Bringing back the bayou trail a project worth embracing


Bringing back the bayou trail a project worth embracing

With all the grandiose projects being undertaken in West Memphis and the major emphasis on attracting eco-conscious to take advantage of the city’s bike and river trials it is only natural that efforts to revive plans to rehabilitate the Ten Mile Bayou Trail.

Many decades ago, and under the former Mayor Joyce Ferguson’s administration, that this idea to multi-purpose the bayou, put in an asphalt path and allow bikers as well as hikers to go from the Tilden Rodgers Sports Complex to the east end of the city.

While the project was started it never was totally completed and over the years it is pretty much abandoned with the exception of a stretch from the park to Clement Road. And, we have to say, that that portion is still highly popular and used on a daily basis mainly by locals right now.

There has been an off-and-on debate among West Memphis leaders as to the value of rehabilitating the trail and as we understand it, the project is back on the front burner, which as we have said should be.

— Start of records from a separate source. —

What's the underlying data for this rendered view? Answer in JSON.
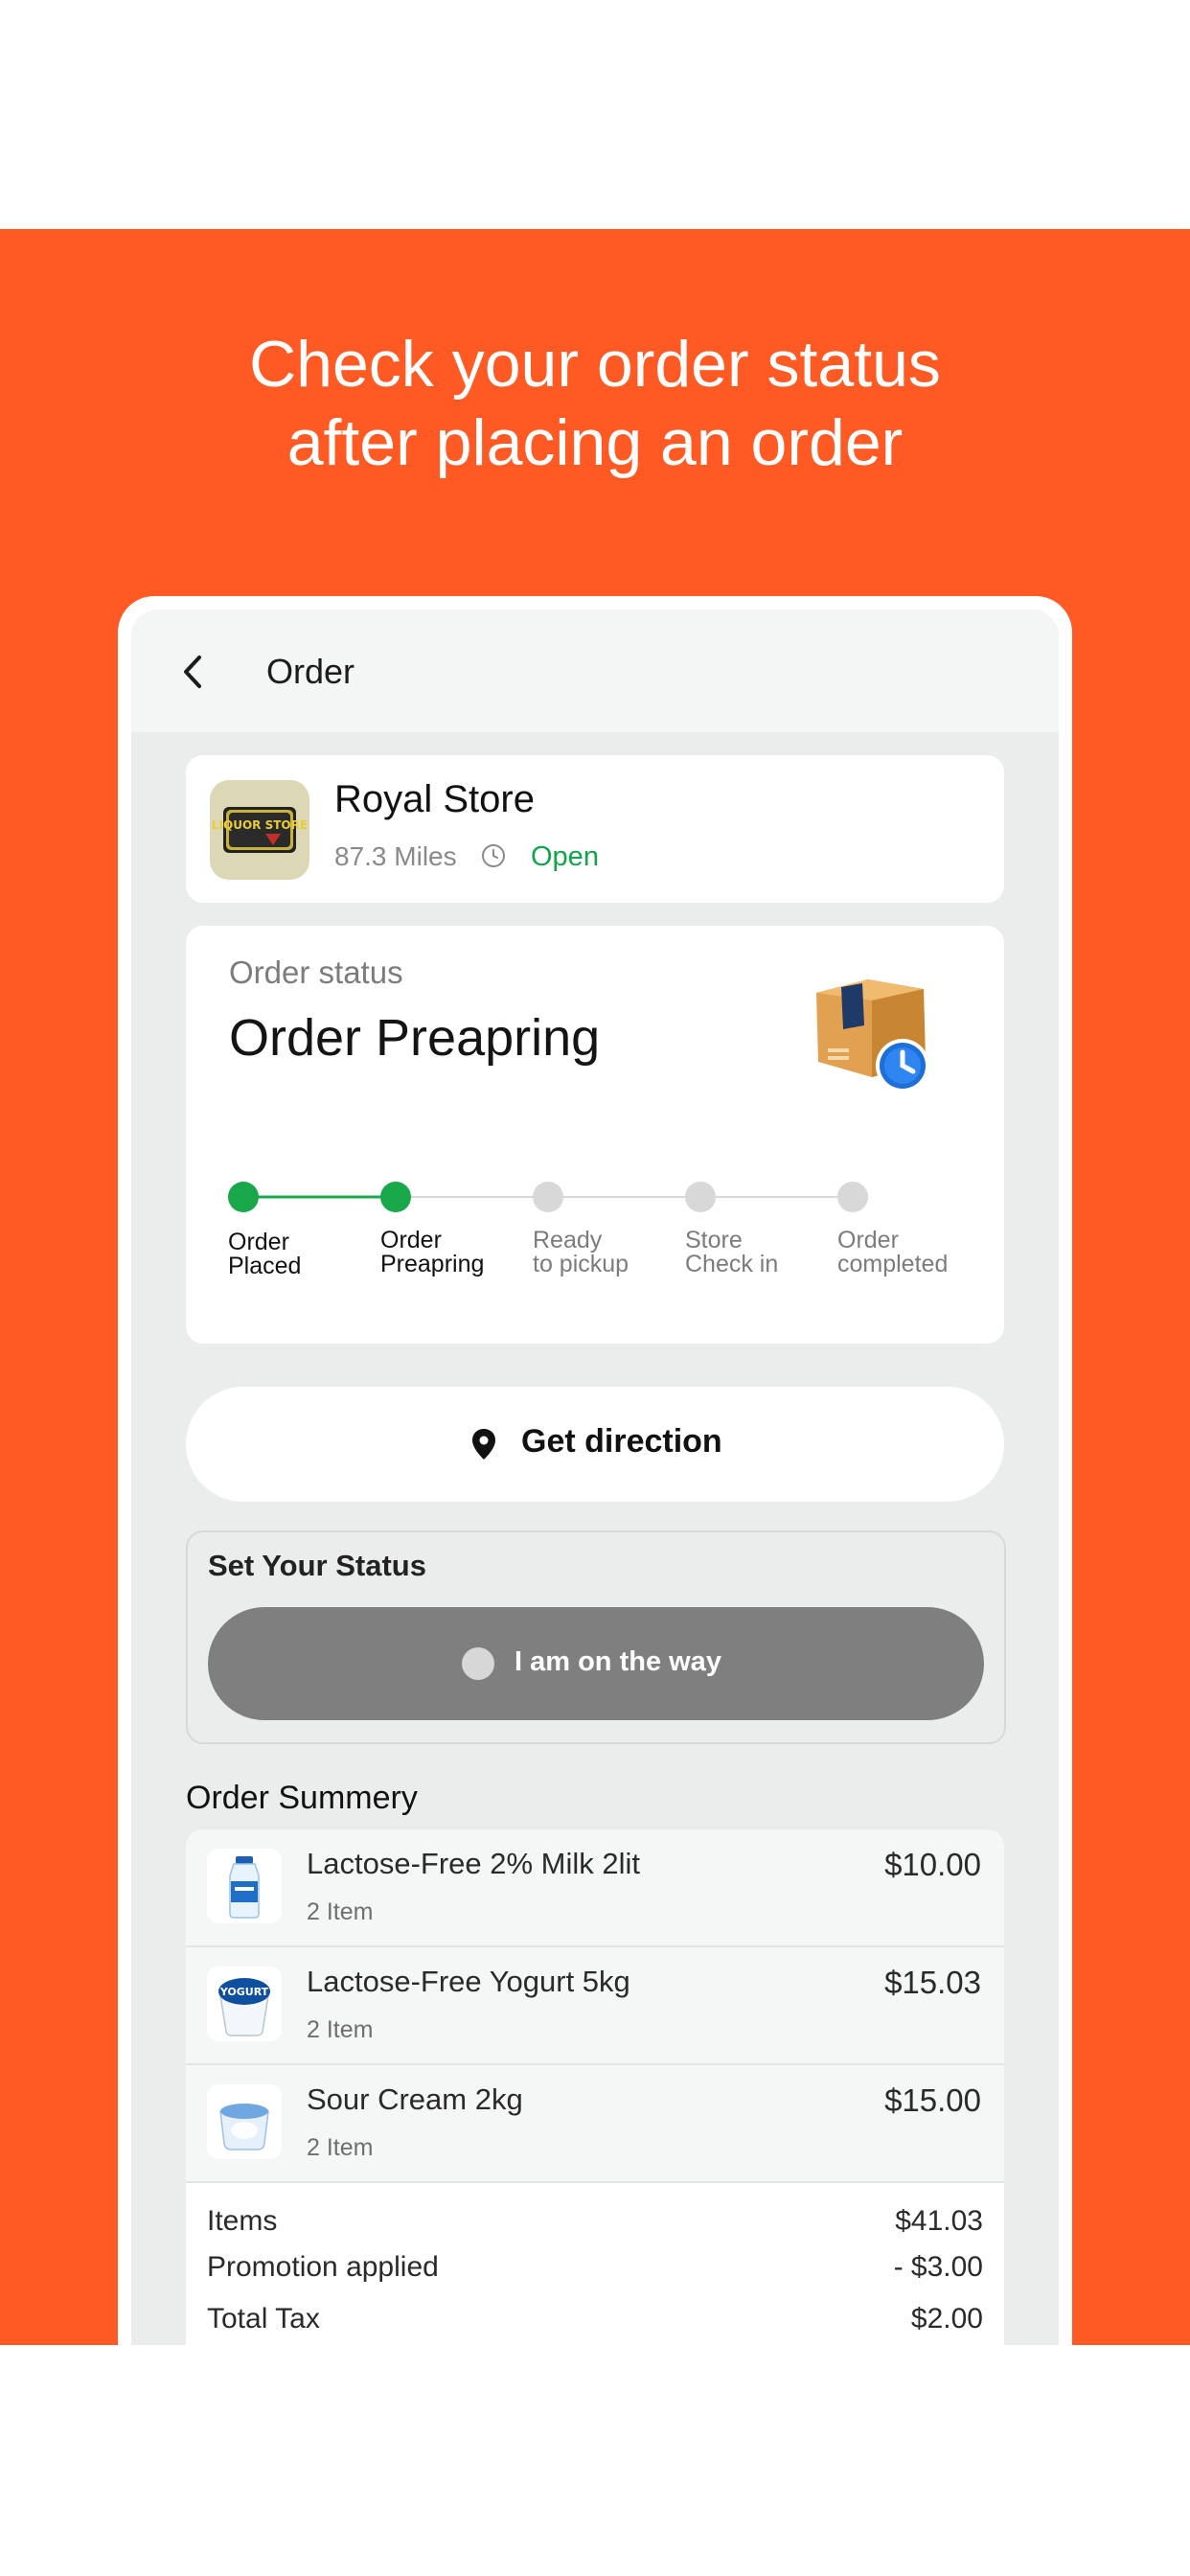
{
  "headline": {
    "line1": "Check your order status",
    "line2": "after placing an order"
  },
  "appbar": {
    "title": "Order",
    "back_icon": "chevron-left-icon"
  },
  "store": {
    "name": "Royal Store",
    "distance": "87.3 Miles",
    "status": "Open",
    "logo_text": "LIQUOR STORE",
    "status_color": "#11a54a"
  },
  "order_status": {
    "label": "Order status",
    "title": "Order Preapring",
    "current_step_index": 1,
    "steps": [
      {
        "label": "Order\nPlaced",
        "done": true
      },
      {
        "label": "Order\nPreapring",
        "done": true
      },
      {
        "label": "Ready\nto pickup",
        "done": false
      },
      {
        "label": "Store\nCheck in",
        "done": false
      },
      {
        "label": "Order\ncompleted",
        "done": false
      }
    ],
    "active_color": "#18a84a",
    "inactive_color": "#d8d8d8"
  },
  "direction_button": {
    "label": "Get direction",
    "icon": "location-pin-icon"
  },
  "set_status": {
    "title": "Set Your Status",
    "button_label": "I am on the way"
  },
  "summary": {
    "title": "Order Summery",
    "items": [
      {
        "name": "Lactose-Free 2% Milk 2lit",
        "qty": "2 Item",
        "price": "$10.00",
        "icon": "milk-bottle-icon"
      },
      {
        "name": "Lactose-Free Yogurt 5kg",
        "qty": "2 Item",
        "price": "$15.03",
        "icon": "yogurt-cup-icon",
        "badge_text": "YOGURT"
      },
      {
        "name": "Sour Cream 2kg",
        "qty": "2 Item",
        "price": "$15.00",
        "icon": "sour-cream-tub-icon"
      }
    ],
    "totals": [
      {
        "label": "Items",
        "value": "$41.03"
      },
      {
        "label": "Promotion applied",
        "value": "- $3.00"
      },
      {
        "label": "Total Tax",
        "value": "$2.00"
      }
    ]
  },
  "colors": {
    "brand": "#ff5a24",
    "screen_bg": "#ebedec",
    "button_gray": "#7f7f7f"
  }
}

This is a duel purpose endeavor that not only creates this eco-trail but also will improve the flow of the ditch, upgrades drainage culverts, removes long-standing debris and fixes bank erosion.

The way this will begin is that crews would start cleaning up the areas of the bayou near Barton and Rich Roads and work east through the city.

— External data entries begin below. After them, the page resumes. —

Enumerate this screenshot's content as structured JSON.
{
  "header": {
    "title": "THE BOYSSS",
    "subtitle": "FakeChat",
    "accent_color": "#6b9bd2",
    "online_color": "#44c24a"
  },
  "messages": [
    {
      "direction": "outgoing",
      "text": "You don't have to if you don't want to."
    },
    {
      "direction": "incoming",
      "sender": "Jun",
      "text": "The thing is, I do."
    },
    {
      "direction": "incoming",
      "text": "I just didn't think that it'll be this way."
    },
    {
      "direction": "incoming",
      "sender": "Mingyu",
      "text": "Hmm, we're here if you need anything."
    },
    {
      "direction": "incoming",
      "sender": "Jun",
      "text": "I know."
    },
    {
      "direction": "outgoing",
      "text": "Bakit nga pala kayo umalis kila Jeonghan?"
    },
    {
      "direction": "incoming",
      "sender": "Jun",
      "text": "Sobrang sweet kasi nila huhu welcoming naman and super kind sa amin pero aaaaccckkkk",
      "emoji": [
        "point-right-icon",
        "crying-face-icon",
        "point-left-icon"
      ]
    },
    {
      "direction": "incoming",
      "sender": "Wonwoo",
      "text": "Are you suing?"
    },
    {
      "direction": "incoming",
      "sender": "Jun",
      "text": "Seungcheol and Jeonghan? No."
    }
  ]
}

The city’s Public Works Commission approved the plan to improve the bayou coupled with a federal congestion mitigation grant but initially several city council members were confused over the exact details causing the project to be put on hold.

It was only recently that city leaders approved the rehabilitation project once they knew it would fit right in with all the other user-friendly projects designed to attract visitors to the city.

We’re told the planned new pavement will support small maintenance equipment necessary for work crews to properly keep the trail clear of debris and other issues.

Because the original bayou trail has been ignored and neglected for over three decades erosion has impacted some fencing and certain out buildings are in a state of disrepair.

But the trail is worth saving, if only so that people who are looking to get a grip on their health and get some exercise aren’t left without options that don’t involve expensive gym memberships or stuck walking or jogging on busy city streets.

There’s a lot to like about the natural setting of the bayou trail and many city residents might not even know or remember it exists.

We’re sure that if the trail gets the attention it deserves, it will become a welcome attraction to city residents and offer a little bit of the city’s natural beauty (no, really) for those looking to take a walk on the wild side — in a good way — in West Memphis.